Andreas Murray is an industrial designer at Oslo, Norway-based Permafrost designstudio. He’s one of four partners at the firm that, together, has done product design, furniture, interiors, graphic design and packaging. We meant to ask Andreas 2 or (3…) questions, but in the end his answer to our single question covered what we wanted to know about Offshore, Shipping & Archipelago and Heartland – collections of wooden toys that straddle the line between kids playtoy and collectible art. Not surprising that the first set was commissioned by an art museum.
MOCO: Your studio is known for a series of wooden toys with a distinct aesthetic, on the surface a combination of industry and playfulness. Was that the intent? Or is something else informing the design?

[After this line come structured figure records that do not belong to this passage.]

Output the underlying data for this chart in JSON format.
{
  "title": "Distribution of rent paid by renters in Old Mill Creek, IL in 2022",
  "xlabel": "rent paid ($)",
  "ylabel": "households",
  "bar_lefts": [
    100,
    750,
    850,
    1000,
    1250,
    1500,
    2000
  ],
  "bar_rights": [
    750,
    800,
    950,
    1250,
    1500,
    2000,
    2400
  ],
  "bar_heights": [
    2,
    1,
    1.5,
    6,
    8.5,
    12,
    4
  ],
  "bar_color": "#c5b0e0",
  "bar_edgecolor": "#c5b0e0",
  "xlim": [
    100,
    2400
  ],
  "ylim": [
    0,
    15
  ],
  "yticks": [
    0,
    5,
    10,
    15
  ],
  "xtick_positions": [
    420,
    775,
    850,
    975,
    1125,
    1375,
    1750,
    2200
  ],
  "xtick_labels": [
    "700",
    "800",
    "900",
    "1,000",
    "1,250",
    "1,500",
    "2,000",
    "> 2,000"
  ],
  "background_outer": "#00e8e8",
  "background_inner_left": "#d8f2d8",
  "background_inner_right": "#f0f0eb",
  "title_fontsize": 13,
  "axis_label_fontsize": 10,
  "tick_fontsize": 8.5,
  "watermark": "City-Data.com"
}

Murray: Our first set of wooden toys, the Offshore set, started as a request from the Louisiana art museum in Denmark in 2012. By that time we had been playing with the idea to implement the iconic shape of the oil rig, with its industrial beauty in a project. Due to the limited space offered by the museum, accompanied with the short deadline, the wooden toy set became our produceable answer to the task ‘New Nordic Identity’. The contrast between the oil producing factory placed far out in the clean nordic nature makes it symbolic when presented as toys.
Offshore rig and tanker from the Offshore collection
For the design process it all starts with simple hand sketched concepts. When deciding what concept to refine, work starts with making all parts as simple as possible, but still retaining a distinct personality with this few shapes. Still the remaining shapes is carefully and thoroughly treated with many iterations until we are satisfied with both the single parts and the whole set as a product. You can also see it from the production side, that for example the ‘eyes’ are one single milled shape, and that all parts are whole, the line unbroken.
Vessels from the Shipping & Archipelago collection
The universe of toys expanded naturally, almost impossible to stop. When seeing the oil tanker alone, the idea to make at set of five waterborne vessels emerged, and giving these boats different personalities was great fun. The aesthetic concept is most visible with the submarine, consisting of only two rounded parts with drilled holes, still presenting a curious yet threatening character. Actually I was asked by a fellow designer if we were the ones selling the half submarine.
Fishing boat and island from the Shipping & Archipelago collection
Then the small fishing boat was the start of the Archipelago set, imaging the idyllic nordic coastline, but when mixed with the Offshore set it pictures a piece of Norwegian contrast. The islands started the idea for a set only published once, the Heartland, turned into idyllic green hills with trees and a small house. Only interrupted by a pick-up car travelling around.
100 Racer from the 100serie exhibition
This is a long story, but the pick-up car was the start for prototypes of a set with five different cars. One of these was the racer which we ended up in the 100serie exhibition as the 100 Racer. So the circle is in a way closed by these two exhibitions.